Bill James: “All discussions have bullshit dumps; we need them….Thus, in all discussions, the least precise areas become bullshit dumps, elements of the discussion which are used to reconcile our formal logic to our intuitive sense of right or wrong, justice or injustice, accuracy or inaccuracy, reason or madness, moderation or extremity…‘Karma’ is a popular bullshit dump. In politics, ‘sensitivity’ is a bullshit dump; so is the ‘influence of the media.’”
http://books.google.com/books?id=mUzTJ4-8N0EC&pg=RA2-PT221&lpg=RA2-PT221&dq=%22bill+james%22+%22bullshit+dump%22&source=bl&ots=UEomaNp8Mx&sig=hyKdvuJrWCoynA92Bp3zM45NLRs&hl=en&ei=AlJITPOtCtKinQfW_5T5DQ&sa=X&oi=book_result&ct=result&resnum=2&ved=0CBYQ6AEwAQ#v=onepage&q&f=false
This is exactly right; which is not to deny that the media has influence, only that the way people think about this influence tends to be highly imprecise and therefore self-serving. Anybody who is losing a public opinion battle can point to vague impressions of unfairness, always in lieu of analysis, usually defined by single slogans (“rationing,” “death panels,” “waiting times.”)
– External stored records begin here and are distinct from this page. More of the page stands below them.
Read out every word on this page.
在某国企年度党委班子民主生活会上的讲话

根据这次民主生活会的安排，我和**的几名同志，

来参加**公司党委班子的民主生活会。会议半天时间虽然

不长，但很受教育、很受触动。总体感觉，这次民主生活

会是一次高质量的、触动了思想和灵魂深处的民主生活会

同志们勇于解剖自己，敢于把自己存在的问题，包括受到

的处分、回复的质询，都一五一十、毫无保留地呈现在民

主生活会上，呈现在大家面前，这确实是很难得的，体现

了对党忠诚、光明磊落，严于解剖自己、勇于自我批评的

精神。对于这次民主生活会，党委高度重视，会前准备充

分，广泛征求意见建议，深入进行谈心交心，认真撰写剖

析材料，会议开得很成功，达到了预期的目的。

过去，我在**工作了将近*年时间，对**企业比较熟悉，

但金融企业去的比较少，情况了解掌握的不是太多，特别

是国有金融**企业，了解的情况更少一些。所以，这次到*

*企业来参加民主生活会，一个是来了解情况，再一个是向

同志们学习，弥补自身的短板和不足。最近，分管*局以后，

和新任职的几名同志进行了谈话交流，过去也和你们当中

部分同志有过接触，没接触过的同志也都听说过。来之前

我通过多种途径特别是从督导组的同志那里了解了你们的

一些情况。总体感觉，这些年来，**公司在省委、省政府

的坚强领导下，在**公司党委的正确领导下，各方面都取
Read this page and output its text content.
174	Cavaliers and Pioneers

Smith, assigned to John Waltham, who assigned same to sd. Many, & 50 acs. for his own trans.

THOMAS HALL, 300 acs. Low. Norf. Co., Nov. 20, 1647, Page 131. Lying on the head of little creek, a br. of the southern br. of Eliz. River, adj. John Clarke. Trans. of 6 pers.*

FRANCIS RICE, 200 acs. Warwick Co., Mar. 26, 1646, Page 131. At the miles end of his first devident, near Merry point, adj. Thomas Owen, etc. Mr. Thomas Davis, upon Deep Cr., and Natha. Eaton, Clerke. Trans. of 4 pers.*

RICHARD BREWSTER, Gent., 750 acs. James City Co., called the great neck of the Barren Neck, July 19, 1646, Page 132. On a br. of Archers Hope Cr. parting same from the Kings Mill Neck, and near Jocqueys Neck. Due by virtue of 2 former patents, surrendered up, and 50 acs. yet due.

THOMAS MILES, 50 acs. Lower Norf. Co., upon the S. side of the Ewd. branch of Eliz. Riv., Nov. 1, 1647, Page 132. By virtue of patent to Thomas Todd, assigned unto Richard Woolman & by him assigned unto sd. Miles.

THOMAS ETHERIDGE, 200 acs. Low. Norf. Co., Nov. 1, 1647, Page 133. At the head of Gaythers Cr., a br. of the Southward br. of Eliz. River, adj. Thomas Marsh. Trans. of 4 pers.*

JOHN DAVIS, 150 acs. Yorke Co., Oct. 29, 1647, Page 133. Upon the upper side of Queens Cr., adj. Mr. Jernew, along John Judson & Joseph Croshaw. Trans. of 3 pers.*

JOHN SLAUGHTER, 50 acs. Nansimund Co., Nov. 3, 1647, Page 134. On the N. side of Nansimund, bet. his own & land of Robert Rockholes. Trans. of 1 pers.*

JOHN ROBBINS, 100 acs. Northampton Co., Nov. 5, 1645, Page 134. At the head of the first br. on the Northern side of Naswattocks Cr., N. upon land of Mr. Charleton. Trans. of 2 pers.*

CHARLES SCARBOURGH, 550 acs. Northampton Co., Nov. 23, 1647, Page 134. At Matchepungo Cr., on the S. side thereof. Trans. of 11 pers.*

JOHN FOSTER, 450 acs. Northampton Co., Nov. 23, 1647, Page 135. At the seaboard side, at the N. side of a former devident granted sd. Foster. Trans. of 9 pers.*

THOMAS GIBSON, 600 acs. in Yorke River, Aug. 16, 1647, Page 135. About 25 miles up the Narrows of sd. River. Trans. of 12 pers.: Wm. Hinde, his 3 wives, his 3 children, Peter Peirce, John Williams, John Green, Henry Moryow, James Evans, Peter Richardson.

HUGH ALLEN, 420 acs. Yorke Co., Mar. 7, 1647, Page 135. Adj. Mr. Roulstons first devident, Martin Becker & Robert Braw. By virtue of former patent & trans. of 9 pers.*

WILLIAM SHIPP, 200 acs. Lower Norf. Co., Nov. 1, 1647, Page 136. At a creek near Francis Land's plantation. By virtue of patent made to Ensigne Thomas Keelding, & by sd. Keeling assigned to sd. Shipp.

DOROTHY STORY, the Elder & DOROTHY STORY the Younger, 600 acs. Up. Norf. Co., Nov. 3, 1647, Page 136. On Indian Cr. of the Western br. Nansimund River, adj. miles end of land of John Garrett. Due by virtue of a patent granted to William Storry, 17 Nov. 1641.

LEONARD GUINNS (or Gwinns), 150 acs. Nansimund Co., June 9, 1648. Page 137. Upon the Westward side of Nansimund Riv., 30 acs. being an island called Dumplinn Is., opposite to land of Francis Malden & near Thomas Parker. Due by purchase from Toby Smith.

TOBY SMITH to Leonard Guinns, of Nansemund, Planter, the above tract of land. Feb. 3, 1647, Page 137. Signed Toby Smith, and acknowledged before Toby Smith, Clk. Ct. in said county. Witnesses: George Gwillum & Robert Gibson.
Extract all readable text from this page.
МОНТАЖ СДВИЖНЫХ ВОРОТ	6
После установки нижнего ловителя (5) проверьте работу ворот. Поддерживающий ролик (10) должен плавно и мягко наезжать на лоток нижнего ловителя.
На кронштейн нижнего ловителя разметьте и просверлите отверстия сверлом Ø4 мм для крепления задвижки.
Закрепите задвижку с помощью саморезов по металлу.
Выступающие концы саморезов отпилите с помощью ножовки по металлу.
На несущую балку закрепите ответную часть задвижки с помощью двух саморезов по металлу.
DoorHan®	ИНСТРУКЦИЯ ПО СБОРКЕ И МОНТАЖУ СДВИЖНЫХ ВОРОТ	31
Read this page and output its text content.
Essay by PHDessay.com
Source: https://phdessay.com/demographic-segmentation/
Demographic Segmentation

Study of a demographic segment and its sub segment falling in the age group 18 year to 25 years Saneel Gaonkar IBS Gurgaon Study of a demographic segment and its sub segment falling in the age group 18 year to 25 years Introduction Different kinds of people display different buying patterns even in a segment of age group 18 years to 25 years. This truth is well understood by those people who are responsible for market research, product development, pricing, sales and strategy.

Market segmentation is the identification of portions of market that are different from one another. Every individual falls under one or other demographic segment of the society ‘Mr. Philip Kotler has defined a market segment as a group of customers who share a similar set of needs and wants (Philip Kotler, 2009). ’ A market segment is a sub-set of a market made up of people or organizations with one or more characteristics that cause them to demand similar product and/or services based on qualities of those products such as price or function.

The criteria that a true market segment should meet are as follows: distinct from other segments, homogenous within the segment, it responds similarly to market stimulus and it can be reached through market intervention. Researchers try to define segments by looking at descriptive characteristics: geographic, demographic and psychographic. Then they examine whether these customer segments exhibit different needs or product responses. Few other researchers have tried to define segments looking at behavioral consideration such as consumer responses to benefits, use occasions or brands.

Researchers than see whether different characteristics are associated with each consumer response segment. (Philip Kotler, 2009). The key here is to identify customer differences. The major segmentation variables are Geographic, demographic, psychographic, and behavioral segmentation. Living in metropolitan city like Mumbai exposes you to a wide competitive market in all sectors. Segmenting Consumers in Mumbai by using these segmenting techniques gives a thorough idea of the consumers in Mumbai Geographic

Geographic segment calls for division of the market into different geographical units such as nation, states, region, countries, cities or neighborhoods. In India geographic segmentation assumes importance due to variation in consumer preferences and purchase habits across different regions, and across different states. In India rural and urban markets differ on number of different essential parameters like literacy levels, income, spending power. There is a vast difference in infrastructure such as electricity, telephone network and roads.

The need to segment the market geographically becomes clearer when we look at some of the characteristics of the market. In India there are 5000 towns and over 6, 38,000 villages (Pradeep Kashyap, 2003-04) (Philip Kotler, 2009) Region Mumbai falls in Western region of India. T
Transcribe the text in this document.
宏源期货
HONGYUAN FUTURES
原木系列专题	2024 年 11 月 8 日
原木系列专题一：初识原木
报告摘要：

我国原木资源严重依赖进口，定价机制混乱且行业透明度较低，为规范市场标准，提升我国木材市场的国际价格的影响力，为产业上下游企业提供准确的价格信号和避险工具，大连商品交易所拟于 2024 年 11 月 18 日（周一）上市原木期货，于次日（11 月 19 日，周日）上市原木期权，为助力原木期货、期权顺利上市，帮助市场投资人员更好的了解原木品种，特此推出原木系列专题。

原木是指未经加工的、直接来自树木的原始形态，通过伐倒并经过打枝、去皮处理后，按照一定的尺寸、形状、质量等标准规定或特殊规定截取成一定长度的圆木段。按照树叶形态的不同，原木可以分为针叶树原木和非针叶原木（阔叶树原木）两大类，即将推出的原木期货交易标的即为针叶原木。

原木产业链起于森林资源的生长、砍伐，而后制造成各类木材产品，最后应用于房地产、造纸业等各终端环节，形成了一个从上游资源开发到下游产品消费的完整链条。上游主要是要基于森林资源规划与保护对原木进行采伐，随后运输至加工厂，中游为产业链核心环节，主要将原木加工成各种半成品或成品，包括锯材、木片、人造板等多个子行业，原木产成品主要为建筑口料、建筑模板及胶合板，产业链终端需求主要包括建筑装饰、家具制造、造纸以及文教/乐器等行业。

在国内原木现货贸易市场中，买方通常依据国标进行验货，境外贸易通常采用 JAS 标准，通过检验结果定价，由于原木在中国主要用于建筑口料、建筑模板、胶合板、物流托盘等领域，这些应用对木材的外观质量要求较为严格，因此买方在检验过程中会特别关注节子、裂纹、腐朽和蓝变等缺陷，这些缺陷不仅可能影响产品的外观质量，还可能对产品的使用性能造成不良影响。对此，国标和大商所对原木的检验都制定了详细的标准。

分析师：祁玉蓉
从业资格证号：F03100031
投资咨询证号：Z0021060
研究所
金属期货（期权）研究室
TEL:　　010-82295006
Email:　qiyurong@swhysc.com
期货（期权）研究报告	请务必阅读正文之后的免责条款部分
If people are predisposed to associate universal health care with things they dislike, one wonders how the idea ever became popular in the abstract. I am not sure why you consider rationing to be a myth. Obviously insurance companies and government ration care; the progressive argument was simply that it is better that they do so than that market prices do so. It is possible that median voters believed that the bill was designed so that government rationers are malevolent, but it is also possible that they simply rejected that progressive argument.
Moreover, I have yet to have anyone explain to me the process by which the Democrats suddenly became vastly less adept than Republicans at verbal subtleties. When Nancy Pelosi said that we could cut Medicare without hurting people by reducing “waste, fraud and abuse,” why didn’t that convince people? Politicians for decades have been promising that they can cut these things, ignoring the mockery of policy wonks. Clearly they regard it as a myth people are predisposed to believe. I still want an explanation for why Barack Obama, starting only in 2009, could not match Sarah Palin’s oratorical powers.
— Aaron · Jul 23, 04:25 AM · #
Aaron— most people don’t pay close attention to the ins and outs of the political debates. During the health care debate, we had one side saying, “this will reduce the deficit and expand the number of insured,” and the other side saying, “death panels, Marxism, kill grandma!” The media reported it as a live debate (see “this exchange“http://capitalgainsandgames.com/blog/bruce-bartlett/1864/republican-tax-nonsense#comment-8476 , in which Bruce Bartlett writes, “The press has not done its job[,] which is one reason why it is dying. Reporters refuse to call a spade a spade. Why, I don’t know.)
If you’re not paying close attention you get the impression that there’s a disagreement, and probably both sides are a bit to blame— especially when the debate drags on for many months, and all the news you hear is about political wrangling. It’s not jedi mind tricks, it’s just human nature.
There is zero disincentive for conservatives to lie, because the media doesn’t report facts, it reports what the two sides say.